Henry Lefebvre (1998) mengemukakan tentang ruang aktivitas, dimana setiap
lingkungan sosial dalam sejarahnya memiliki bentuk spasial, yaitu suatu ruang sosial
tersendiri yang merupakan jalinan antara aktivitas ekonomi dan sosial. Yang paling
menarik Lefebvre mengungkapkan adanya ruang sosial, yang memiliki skala sangat
berbeda. Ruang-ruang tersebut dimulai dari skala yang terkecil yaitu ruang
perumahan (individu), dan public space (umum).
Menurut Lefebvre yang dibutuhkan bukan semata-mata suatu ilmu tentang
ruang, namun lebih daripada teori dimana ruang diciptakan di dalam masyarakat dan
ruang merupakan proses pengerak aktivitas. Kontradiksi yang paling mendasar
dalam ruang ini adalah mengeksplorasi ruang bagi keuntungan dan kebutuhan.
Dengan kata lain, kontradiksi antara keuntungan dan kebutuhan ruang menyebabkan
ruang mempunyai nilai. Pembangunan pada saat ini karena keterbatasannya telah
mentransformasikan ruang ke dalam suatu komoditas kota. Ruang telah menjadi
instrumen dari suatu sistem dimana aktivitas berlangsung didalamnya.
Ruang terbuka (urban open space) berfungsi sebagai sarana sosial yang dipengaruhi
oleh elemen-elemen fisik arsitektur sehingga tujuan urban design adalah
menciptakan ruang publik sebagai tempat untuk bertemu dan berinteraksi.
Perwujudan ruang terbuka untuk masyarakat umum ditunjukkan dalam kawasan kota
juga dalam bangunan, dengan kata lain urban open space terbentuk akibat dari fasade
bangunan tertentu dan open space yang ada di dalam bangunan.
Pentingnya teori ini dalam spasial design adalah pemahaman tentang culture
dan karakteristik suatu daerah yang ada dan menjadi ciri khas untuk dipakai sebagai
salah satu pertimbangan dalam urban design agar penghuni (masyarakat) tidak
merasa asing tinggal di dalam lingkungannya. Arti ruang (space) baru dapat
dikatakan tempat (place) apabila ruang tersebut telah diberi makna kontekstual dari
nilai budaya suatu tempat. Sebagaimana setiap tempat mempunyai masa lalu (linkage
history), maka tempat itu juga akan berkembang pada masa berikutnya. Dan disini
dapat dikatakan bahwa perkembangan setiap tempat selalu diisi oleh prediksi dan
tujuan. Teori tempat ini memberikan pengertian semakin pentingnya nilai-nilai
social, budaya dengan kaitan sejarah di dalam suatu space kota. Roger Trancik
mengemukakan place theory adalah merupakan perpaduan antara manusia, budaya,
sejarah serta lingkungan alam. Inti teori place didasarkan pada pemahaman bahwa
place adalah perubahan dari bentuk fisik space setelah terintegrasi dengan karakter
budaya dan manusia. Setiap place adalah unik memuat karakter tertentu dari
lingkungannya. Karakter ini terdiri dari benda padat yang mengandung bahan
material, bentuk, warna, tekstur serta nilai-nilai cultural yang tidak tampak.

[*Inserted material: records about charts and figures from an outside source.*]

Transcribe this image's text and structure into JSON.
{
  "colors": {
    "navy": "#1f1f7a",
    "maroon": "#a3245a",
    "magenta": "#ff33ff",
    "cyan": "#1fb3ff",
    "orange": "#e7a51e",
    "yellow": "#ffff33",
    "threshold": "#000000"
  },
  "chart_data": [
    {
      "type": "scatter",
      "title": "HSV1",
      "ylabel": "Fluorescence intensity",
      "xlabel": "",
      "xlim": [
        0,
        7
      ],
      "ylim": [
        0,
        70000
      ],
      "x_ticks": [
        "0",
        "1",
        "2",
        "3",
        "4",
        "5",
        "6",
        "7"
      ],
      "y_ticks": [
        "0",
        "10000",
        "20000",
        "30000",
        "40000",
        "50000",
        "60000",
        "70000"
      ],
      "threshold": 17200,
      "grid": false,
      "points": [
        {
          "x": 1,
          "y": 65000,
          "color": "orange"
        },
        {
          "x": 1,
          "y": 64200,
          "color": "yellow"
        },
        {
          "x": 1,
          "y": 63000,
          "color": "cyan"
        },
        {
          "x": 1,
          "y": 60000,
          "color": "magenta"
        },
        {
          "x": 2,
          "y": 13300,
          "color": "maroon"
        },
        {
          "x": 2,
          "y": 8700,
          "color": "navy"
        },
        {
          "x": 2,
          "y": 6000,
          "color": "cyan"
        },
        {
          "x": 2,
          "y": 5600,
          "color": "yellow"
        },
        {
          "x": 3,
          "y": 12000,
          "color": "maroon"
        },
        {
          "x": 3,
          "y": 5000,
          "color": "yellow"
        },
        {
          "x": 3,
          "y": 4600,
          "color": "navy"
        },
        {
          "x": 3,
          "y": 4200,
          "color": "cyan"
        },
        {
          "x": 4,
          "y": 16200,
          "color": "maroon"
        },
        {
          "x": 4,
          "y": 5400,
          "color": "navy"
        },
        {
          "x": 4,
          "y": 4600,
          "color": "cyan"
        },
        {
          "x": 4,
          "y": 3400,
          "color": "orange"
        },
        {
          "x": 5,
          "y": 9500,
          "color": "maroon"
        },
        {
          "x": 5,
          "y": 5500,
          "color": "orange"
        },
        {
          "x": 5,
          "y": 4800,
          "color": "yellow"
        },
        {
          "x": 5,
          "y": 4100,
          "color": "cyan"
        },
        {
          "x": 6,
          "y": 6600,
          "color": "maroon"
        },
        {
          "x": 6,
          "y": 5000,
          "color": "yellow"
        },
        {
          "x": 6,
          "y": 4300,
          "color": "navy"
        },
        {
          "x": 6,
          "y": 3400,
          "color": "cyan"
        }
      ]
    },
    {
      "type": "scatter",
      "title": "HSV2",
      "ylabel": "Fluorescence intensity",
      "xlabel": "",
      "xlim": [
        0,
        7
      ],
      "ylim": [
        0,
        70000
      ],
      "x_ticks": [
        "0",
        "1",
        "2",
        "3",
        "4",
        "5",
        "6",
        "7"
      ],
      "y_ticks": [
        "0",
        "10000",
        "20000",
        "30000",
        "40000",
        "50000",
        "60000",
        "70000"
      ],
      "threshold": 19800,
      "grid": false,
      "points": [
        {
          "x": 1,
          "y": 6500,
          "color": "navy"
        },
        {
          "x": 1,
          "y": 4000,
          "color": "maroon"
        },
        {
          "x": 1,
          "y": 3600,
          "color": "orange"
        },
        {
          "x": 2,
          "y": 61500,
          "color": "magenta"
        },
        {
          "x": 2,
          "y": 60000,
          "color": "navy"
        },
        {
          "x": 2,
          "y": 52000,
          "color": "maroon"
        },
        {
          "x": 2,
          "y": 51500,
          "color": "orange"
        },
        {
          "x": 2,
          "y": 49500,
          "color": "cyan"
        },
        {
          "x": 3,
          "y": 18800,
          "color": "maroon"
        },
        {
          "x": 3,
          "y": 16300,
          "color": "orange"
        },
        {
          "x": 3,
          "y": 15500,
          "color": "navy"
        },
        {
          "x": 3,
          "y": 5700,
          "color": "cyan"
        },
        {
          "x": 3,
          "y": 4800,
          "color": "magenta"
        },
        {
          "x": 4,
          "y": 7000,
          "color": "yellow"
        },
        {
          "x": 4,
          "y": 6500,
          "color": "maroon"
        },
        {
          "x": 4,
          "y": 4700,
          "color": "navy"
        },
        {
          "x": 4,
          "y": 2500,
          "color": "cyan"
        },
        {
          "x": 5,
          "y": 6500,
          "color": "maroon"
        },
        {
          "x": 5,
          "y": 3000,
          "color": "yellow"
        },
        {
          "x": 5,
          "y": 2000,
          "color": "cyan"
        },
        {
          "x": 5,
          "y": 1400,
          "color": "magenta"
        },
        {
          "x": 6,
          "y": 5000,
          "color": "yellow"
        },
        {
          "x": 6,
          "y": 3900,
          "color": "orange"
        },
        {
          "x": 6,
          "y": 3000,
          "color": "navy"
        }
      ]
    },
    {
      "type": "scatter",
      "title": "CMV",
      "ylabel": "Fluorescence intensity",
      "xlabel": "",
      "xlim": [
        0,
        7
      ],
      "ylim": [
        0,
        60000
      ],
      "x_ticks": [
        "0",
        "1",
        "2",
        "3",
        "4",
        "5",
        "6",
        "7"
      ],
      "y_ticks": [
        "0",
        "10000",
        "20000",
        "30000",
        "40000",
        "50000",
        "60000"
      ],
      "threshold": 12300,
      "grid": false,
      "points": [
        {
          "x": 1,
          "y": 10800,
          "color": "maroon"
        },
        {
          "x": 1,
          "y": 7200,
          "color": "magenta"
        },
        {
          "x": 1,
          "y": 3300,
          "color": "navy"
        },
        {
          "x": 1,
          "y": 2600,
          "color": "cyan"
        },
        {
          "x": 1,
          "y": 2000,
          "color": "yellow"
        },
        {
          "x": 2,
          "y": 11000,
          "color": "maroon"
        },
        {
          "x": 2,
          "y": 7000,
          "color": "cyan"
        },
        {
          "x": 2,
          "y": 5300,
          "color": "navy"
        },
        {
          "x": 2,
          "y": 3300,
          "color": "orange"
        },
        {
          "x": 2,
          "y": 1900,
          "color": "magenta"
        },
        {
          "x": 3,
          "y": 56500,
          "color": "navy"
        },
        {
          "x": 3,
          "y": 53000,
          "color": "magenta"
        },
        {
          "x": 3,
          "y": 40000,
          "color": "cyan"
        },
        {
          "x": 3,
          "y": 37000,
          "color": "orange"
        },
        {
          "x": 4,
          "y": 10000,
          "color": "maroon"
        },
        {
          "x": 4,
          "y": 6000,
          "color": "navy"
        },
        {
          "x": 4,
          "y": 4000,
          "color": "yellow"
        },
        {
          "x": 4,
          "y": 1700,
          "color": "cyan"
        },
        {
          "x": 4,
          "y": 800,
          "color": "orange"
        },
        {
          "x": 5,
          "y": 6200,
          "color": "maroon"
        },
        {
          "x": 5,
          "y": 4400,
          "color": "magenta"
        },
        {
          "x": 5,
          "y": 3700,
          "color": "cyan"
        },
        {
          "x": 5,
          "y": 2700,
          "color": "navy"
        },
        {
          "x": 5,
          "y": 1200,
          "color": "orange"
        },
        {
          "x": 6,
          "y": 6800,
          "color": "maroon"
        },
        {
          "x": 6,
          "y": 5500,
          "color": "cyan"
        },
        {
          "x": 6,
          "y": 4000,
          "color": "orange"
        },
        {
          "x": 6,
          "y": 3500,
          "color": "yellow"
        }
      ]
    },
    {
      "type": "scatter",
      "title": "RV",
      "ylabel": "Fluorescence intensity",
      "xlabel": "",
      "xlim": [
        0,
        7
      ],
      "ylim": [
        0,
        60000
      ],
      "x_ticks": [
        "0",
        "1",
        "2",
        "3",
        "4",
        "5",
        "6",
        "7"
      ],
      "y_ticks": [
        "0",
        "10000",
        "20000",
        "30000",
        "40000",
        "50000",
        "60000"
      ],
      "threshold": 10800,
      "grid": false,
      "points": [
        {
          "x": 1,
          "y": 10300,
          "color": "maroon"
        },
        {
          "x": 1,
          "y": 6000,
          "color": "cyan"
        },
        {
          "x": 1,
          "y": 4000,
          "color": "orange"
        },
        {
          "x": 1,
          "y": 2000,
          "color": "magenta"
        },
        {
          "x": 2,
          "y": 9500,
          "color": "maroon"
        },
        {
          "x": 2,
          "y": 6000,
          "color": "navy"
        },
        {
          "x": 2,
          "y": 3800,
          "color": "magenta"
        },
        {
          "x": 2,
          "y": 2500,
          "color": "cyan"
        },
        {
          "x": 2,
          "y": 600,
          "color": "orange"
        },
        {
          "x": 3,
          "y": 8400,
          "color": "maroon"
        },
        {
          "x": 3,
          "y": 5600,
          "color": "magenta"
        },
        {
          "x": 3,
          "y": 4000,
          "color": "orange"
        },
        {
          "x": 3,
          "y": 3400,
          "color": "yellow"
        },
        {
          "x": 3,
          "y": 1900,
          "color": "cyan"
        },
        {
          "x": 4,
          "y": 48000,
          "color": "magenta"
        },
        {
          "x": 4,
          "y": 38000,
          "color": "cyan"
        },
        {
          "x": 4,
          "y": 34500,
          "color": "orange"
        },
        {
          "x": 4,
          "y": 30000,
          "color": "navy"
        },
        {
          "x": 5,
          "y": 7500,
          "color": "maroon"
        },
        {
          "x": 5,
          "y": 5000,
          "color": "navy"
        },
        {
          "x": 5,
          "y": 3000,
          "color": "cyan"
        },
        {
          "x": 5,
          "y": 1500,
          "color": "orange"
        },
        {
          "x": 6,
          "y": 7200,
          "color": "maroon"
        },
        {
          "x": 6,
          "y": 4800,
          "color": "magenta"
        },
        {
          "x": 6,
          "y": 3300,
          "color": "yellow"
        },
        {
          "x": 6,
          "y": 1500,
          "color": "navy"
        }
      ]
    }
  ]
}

Masyarakat membutuhkan suatu pengaturan place yang relative stabil untuk
tumbuh berkembang bersama lingkungan sosial dan budayanya. Kebutuhan ini
menjadikan ruang memiliki nilai emosional, dan batas menjadi sangat penting untuk
mendukung nilai-nilai ini. Aspek karakteristik spesifik lingkungan menjadi indikator
yang sangat penting dalam menggali potensi, mengatur tingkat perubahan serta
mengupayakan kemungkinan pengembangan dalam mengantisipasi perkembangan
pada masa yang akan datang.
Secara teoritis suatu “Lingkungan” didefinisikan oleh Amos Rappaport,
sebagai suatu perpaduan yang bersifat struktural, bukan merupakan hasil acak.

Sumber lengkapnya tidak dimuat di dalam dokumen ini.